After Hoit, Price and Barnes closed in 1941, Barnes worked as a coordinating engineer at the Lake City Army Ammunition Plant during World War II. He also worked for the Long-Bell Lumber Company for four years before retiring in 1958. Barnes died at the age of 68 on May 11, 1960.

Barnes was the grandson of one of Kansas City's earliest architects, Asa Beebe Cross. Cross designed many homes on Quality Hill as well as the original Jackson County Courthouse and Union Depot. Union Depot, located in the West Bottoms, was the predecessor to Kansas City Union Station.

He was president of the Kansas City chapter of the American Institute of Architects in 1936 and president of the Architectural League of Kansas City in 1925 and 1926. He was also a member of the American Society of Civil Engineers, the Society of American Military Engineers, and the Kansas City Club.

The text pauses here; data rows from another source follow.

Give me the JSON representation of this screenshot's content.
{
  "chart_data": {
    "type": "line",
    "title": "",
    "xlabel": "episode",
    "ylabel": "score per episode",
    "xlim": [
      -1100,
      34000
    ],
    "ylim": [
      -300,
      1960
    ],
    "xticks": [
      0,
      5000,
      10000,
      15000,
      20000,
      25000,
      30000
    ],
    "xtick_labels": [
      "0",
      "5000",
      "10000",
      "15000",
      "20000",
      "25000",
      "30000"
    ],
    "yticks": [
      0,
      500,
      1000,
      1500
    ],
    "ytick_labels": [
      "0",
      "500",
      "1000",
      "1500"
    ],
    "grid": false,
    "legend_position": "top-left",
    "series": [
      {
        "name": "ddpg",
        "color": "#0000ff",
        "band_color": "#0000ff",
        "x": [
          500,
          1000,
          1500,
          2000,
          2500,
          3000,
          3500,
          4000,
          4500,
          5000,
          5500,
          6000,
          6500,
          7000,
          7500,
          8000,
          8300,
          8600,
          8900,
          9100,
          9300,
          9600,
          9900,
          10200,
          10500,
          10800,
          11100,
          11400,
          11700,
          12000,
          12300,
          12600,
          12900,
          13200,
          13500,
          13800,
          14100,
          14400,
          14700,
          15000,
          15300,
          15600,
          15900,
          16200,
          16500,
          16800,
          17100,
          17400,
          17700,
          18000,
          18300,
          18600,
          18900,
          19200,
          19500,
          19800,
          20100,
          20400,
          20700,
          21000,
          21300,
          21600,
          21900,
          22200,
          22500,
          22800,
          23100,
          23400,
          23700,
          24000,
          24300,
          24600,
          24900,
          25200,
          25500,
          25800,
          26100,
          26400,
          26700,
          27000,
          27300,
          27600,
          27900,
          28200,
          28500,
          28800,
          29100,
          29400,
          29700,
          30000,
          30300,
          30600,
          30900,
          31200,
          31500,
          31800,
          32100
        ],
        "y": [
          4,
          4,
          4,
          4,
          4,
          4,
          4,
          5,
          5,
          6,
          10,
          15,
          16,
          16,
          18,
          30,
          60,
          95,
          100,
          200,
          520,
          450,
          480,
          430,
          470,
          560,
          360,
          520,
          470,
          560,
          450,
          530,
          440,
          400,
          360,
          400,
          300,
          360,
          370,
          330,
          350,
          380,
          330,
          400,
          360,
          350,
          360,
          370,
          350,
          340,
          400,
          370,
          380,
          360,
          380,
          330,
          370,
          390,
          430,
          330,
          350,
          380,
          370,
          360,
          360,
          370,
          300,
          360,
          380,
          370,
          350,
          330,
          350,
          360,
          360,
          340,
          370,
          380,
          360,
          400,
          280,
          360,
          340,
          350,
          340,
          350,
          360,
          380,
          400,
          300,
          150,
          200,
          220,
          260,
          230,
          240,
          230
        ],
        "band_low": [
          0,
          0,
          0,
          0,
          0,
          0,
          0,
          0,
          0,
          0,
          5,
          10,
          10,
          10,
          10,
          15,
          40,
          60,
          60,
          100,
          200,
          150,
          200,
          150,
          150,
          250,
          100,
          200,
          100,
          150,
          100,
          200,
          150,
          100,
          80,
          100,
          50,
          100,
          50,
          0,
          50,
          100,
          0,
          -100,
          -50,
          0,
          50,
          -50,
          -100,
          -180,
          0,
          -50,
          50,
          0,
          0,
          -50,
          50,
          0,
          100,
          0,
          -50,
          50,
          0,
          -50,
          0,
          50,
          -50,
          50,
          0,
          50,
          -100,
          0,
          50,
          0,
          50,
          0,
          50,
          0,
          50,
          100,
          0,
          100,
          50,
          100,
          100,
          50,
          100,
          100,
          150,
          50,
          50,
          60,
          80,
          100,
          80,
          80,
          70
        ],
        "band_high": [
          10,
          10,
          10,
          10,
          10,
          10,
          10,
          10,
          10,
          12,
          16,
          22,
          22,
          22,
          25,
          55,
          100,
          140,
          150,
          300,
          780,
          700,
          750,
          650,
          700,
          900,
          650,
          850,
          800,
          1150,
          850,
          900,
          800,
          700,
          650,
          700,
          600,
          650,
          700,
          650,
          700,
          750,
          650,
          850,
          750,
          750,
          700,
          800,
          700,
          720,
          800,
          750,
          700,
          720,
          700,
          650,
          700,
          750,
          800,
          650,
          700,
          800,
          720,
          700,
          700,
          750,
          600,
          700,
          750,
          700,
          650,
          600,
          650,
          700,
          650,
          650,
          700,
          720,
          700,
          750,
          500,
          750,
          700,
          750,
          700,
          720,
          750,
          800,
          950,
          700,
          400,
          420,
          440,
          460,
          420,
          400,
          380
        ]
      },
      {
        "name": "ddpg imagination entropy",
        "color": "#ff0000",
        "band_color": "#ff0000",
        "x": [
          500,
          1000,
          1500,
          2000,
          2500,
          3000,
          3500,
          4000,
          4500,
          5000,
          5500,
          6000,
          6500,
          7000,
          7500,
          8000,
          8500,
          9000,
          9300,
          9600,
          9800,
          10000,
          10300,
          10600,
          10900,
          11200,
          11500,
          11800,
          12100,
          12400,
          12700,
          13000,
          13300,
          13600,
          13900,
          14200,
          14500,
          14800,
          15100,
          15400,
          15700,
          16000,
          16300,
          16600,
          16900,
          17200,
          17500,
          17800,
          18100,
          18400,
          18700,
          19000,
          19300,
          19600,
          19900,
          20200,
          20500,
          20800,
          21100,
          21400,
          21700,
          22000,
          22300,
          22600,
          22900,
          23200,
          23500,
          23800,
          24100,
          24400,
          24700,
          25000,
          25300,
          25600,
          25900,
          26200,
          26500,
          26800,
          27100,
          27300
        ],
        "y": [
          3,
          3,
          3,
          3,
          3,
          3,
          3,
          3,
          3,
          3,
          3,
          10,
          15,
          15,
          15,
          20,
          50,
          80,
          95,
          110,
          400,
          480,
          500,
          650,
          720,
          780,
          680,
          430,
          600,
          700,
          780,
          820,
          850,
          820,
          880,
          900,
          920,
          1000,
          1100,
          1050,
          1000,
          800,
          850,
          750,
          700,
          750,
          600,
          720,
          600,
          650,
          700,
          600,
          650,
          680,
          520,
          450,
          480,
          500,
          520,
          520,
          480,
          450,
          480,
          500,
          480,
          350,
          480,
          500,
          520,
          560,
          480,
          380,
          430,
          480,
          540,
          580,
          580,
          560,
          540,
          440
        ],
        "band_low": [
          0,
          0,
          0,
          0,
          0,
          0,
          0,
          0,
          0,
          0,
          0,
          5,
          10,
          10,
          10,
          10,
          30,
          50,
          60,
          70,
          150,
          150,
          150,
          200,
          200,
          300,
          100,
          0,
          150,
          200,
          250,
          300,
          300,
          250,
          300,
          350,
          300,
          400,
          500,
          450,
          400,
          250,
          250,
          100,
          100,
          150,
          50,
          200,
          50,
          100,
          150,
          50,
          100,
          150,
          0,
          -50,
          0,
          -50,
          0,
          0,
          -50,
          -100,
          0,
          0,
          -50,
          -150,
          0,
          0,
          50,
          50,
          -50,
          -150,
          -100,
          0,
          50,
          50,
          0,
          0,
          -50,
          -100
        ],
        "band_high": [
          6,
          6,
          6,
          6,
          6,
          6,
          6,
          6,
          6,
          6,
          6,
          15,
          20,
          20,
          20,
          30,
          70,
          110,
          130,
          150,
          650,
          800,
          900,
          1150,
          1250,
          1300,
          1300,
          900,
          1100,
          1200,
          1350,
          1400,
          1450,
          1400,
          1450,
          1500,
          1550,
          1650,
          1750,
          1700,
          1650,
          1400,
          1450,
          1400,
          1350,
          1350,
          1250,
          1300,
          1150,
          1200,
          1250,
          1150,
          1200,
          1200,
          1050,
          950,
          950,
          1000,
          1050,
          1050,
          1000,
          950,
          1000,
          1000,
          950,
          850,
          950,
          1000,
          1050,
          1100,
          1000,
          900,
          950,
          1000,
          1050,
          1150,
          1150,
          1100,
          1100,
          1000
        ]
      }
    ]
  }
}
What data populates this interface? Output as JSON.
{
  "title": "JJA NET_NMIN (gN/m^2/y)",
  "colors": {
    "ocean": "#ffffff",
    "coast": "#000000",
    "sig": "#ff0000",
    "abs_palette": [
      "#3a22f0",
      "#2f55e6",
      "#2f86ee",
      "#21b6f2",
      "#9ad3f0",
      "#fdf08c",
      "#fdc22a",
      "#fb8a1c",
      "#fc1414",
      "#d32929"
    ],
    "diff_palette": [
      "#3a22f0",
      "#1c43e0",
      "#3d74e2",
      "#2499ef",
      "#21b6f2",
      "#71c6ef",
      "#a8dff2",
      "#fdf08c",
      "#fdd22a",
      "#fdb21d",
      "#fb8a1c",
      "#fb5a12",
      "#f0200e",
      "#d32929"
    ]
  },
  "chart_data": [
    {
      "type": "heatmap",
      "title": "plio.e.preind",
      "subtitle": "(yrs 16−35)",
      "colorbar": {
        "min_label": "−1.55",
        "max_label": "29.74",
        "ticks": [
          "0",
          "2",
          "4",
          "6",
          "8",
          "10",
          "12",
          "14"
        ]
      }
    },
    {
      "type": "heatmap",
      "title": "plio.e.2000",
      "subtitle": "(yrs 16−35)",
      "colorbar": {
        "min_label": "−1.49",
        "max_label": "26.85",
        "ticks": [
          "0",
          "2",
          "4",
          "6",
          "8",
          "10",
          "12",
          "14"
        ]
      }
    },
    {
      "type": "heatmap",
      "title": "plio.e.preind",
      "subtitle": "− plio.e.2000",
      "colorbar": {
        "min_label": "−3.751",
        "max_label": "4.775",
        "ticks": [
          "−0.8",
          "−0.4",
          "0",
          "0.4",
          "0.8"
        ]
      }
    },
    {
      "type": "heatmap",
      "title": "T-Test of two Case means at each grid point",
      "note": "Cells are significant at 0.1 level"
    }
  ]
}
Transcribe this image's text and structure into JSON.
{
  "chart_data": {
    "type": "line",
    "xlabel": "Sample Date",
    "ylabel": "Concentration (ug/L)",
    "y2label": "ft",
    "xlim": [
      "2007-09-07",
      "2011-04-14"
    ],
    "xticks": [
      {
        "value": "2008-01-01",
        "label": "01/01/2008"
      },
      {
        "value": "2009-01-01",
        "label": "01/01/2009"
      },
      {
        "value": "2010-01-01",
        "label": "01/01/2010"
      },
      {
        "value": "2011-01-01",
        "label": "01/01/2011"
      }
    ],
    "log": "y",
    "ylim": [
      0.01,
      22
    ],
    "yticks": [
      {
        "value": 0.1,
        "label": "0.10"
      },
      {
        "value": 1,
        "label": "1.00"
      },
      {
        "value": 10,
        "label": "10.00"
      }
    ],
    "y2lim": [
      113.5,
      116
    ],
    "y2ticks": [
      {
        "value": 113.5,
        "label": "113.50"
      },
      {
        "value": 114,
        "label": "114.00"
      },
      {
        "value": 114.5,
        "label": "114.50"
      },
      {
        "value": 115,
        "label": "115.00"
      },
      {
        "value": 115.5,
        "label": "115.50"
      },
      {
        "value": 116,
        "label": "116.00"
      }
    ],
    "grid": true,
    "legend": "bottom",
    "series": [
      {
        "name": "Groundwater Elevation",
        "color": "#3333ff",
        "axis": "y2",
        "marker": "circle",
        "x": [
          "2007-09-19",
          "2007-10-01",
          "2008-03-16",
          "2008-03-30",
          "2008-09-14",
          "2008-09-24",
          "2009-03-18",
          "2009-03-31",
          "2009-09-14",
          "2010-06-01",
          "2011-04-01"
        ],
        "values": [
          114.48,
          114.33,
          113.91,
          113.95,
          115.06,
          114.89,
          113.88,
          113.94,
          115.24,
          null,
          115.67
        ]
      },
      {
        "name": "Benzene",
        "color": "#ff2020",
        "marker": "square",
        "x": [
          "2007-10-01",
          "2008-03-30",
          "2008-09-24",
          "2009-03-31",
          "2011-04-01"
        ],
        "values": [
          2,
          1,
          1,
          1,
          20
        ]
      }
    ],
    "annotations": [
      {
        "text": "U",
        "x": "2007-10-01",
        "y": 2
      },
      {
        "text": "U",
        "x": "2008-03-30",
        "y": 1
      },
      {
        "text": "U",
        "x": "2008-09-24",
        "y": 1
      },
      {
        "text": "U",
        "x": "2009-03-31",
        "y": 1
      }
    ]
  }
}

Barnes was married to Clara F. Knotter on August 29, 1931. They had two daughters, Geraldine "Gerry" Claire (Conrath) and Catherine Anne (Scott). The family had an interest in historical preservation. Alfred Barnes was a member of the Native Sons of Kansas City and preserved many of the blueprints and other artifacts of Hoit, Price and Barnes. After his death, Clara donated these and other family artifacts to the State Historical Society of Missouri which created the collections of "Asa Beebe Cross (1826-1894) Papers (K0082)" and "Alfred Edward Barnes (1892-1960) Architectural Records (K0004)." The former includes a school paper titled "Biography of A.B. Cross by Gerry Claire Barnes, great granddaughter."